У женщины той волосы чистое золото, а глаза полны тьмы блестящей. Козетта глядит зачарованно в них, наблюдает, не в силах оторвать взора за синими искрами бушующими в темном грозовом океане.
Она улыбается, руки тянет, шепчет странные слова сладкие порой как патока, что после неизменно жалят, ударяют побольнее, раня в самое сердце.
Она красива, думает Козетта. Вот только отчего-то злится сильно.
Женщина улыбается, сверкают жемчужинами зубы, сияет проклятым огнем черная корона на голове.
Монахини говорили, что причина снов этих - тьма, что затаилась в ней самой. Тьма, что столь опасна, тьма, что способны изгнать лишь молитвы и боль.
Но тьма эта так красива.
Козетте немного страшно.
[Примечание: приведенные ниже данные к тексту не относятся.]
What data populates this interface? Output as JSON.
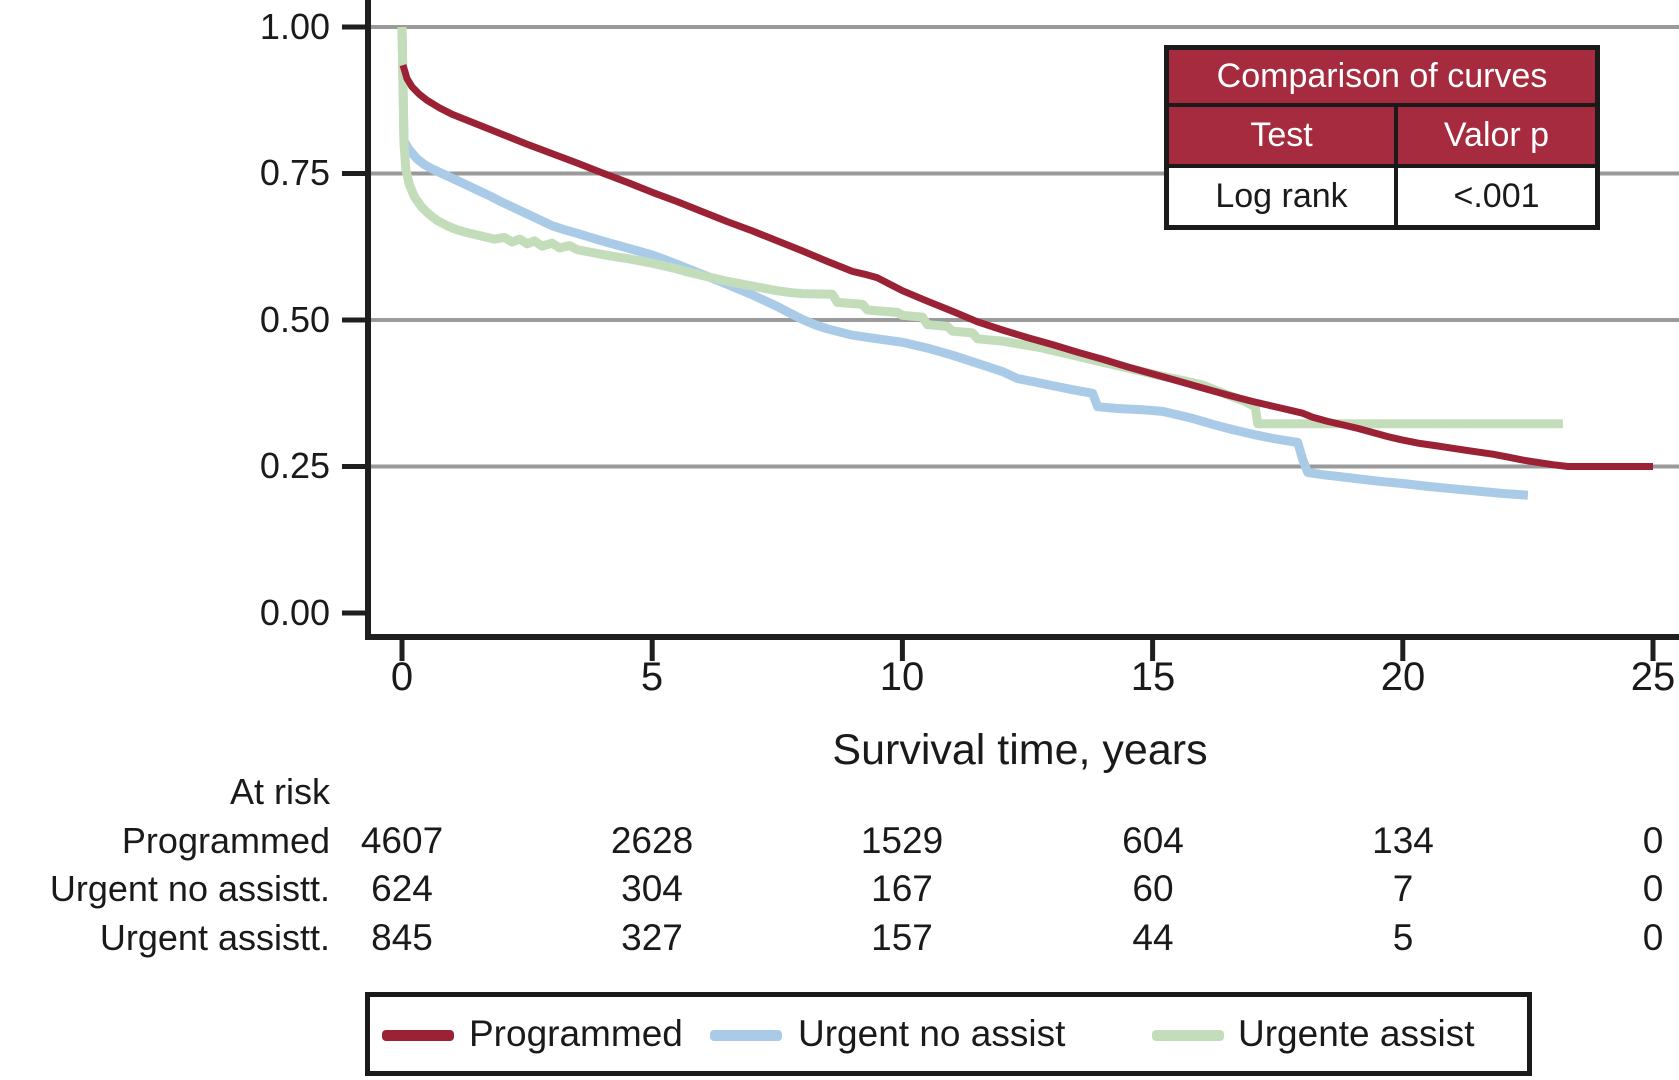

Это неправильно, она знает, что это неправильно. И оттого еще хуже.
Но женщина так красива. Она гладит ее по волосам, улыбается пухлыми губами, шепчет ласковые, приятные, нежные слова. Те, что хочется слышать, хочется слушать.
Женщина любит ее.
И это безумно приятно.
Козетта знает, что так быть не должно, что с ней что-то не так, но отчего-то рара она о снах так и не рассказывает.
Она чувствует, как тонет, погружается с головой в темное болото снов, понимает, что еще немного и дороги назад не будет.
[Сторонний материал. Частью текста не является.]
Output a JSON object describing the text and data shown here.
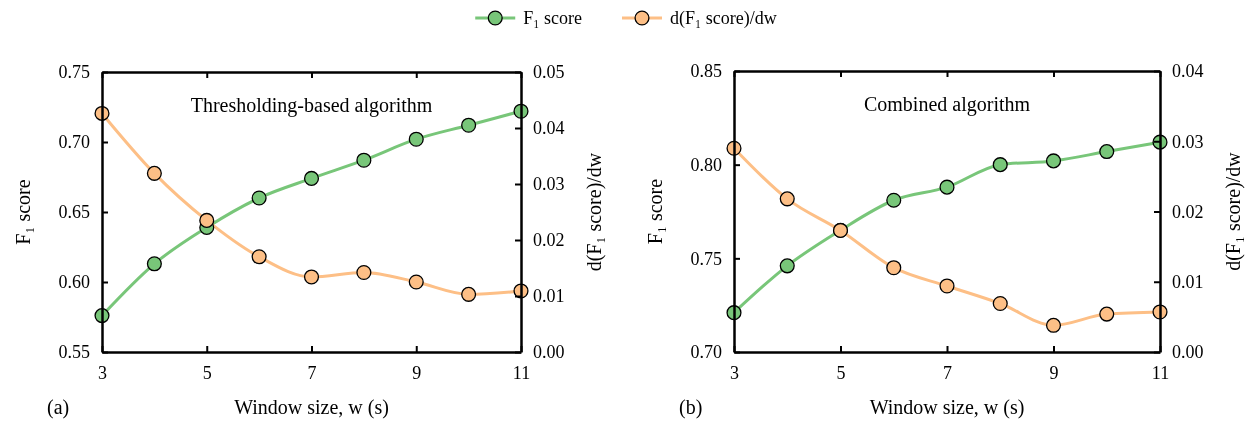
{
  "chart_data": [
    {
      "type": "line",
      "title": "Thresholding-based algorithm",
      "annotations": [
        "(a)"
      ],
      "xlabel": "Window size, w (s)",
      "ylabel": "F₁ score",
      "y2label": "d(F₁ score)/dw",
      "x": [
        3,
        4,
        5,
        6,
        7,
        8,
        9,
        10,
        11
      ],
      "xlim": [
        3,
        11
      ],
      "xticks": [
        3,
        5,
        7,
        9,
        11
      ],
      "ylim": [
        0.55,
        0.75
      ],
      "yticks": [
        {
          "value": 0.55,
          "label": "0.55"
        },
        {
          "value": 0.6,
          "label": "0.60"
        },
        {
          "value": 0.65,
          "label": "0.65"
        },
        {
          "value": 0.7,
          "label": "0.70"
        },
        {
          "value": 0.75,
          "label": "0.75"
        }
      ],
      "y2lim": [
        0,
        0.05
      ],
      "y2ticks": [
        {
          "value": 0,
          "label": "0.00"
        },
        {
          "value": 0.01,
          "label": "0.01"
        },
        {
          "value": 0.02,
          "label": "0.02"
        },
        {
          "value": 0.03,
          "label": "0.03"
        },
        {
          "value": 0.04,
          "label": "0.04"
        },
        {
          "value": 0.05,
          "label": "0.05"
        }
      ],
      "marker": "circle",
      "legend": "top",
      "grid": false,
      "series": [
        {
          "name": "F₁ score",
          "color": "#78c679",
          "values": [
            0.576,
            0.613,
            0.639,
            0.66,
            0.674,
            0.687,
            0.702,
            0.712,
            0.722
          ]
        },
        {
          "name": "d(F₁ score)/dw",
          "color": "#fdbf86",
          "axis": "y2",
          "values": [
            0.0426,
            0.0319,
            0.0235,
            0.017,
            0.0134,
            0.0142,
            0.0125,
            0.0103,
            0.0109
          ]
        }
      ]
    },
    {
      "type": "line",
      "title": "Combined algorithm",
      "annotations": [
        "(b)"
      ],
      "xlabel": "Window size, w (s)",
      "ylabel": "F₁ score",
      "y2label": "d(F₁ score)/dw",
      "x": [
        3,
        4,
        5,
        6,
        7,
        8,
        9,
        10,
        11
      ],
      "xlim": [
        3,
        11
      ],
      "xticks": [
        3,
        5,
        7,
        9,
        11
      ],
      "ylim": [
        0.7,
        0.85
      ],
      "yticks": [
        {
          "value": 0.7,
          "label": "0.70"
        },
        {
          "value": 0.75,
          "label": "0.75"
        },
        {
          "value": 0.8,
          "label": "0.80"
        },
        {
          "value": 0.85,
          "label": "0.85"
        }
      ],
      "y2lim": [
        0,
        0.04
      ],
      "y2ticks": [
        {
          "value": 0,
          "label": "0.00"
        },
        {
          "value": 0.01,
          "label": "0.01"
        },
        {
          "value": 0.02,
          "label": "0.02"
        },
        {
          "value": 0.03,
          "label": "0.03"
        },
        {
          "value": 0.04,
          "label": "0.04"
        }
      ],
      "marker": "circle",
      "grid": false,
      "series": [
        {
          "color": "#78c679",
          "values": [
            0.721,
            0.746,
            0.765,
            0.781,
            0.788,
            0.8,
            0.802,
            0.807,
            0.812
          ]
        },
        {
          "color": "#fdbf86",
          "axis": "y2",
          "values": [
            0.029,
            0.0218,
            0.0173,
            0.012,
            0.0094,
            0.0069,
            0.0038,
            0.0054,
            0.0057
          ]
        }
      ]
    }
  ]
}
Но тьма так притягательна.
Она ластится к рукам, туманит голову, вспышками мелькает пред глазами и короной сияет на золотых волосах женщины.
А та все тянет руки, стискивает тонкие пальцы, робко гладит по щекам и все шепчет, шепчет, шепчет...
Идем, идем, идем... Идем со мной.
Кажется, сделай шаг, протяни ладонь и все в миг станет так просто, так легко...
Но шага Козетта не делает, руки не протягивает. Все не должно зайти так далеко, — твердит голос серьезный дядюшки в голове.
И после сны пропадают.
Она скучает по ним, правда скучает, как ни страшно признавать.
Скучает по женщине с волосами цвета золота и зубами-жемчужинами. По тьме скучает.
Скучает, чтобы после забыть о них навсегда на долгие года...
...и вспомнить после ночи без звезд на холодном кладбище. И пред глазами стоит хмурое лицо рара, а женщина вновь рядом с нею и глядит, глядит своими темными глазами полной маслянистой тьмы на нее, склонив голову на бок.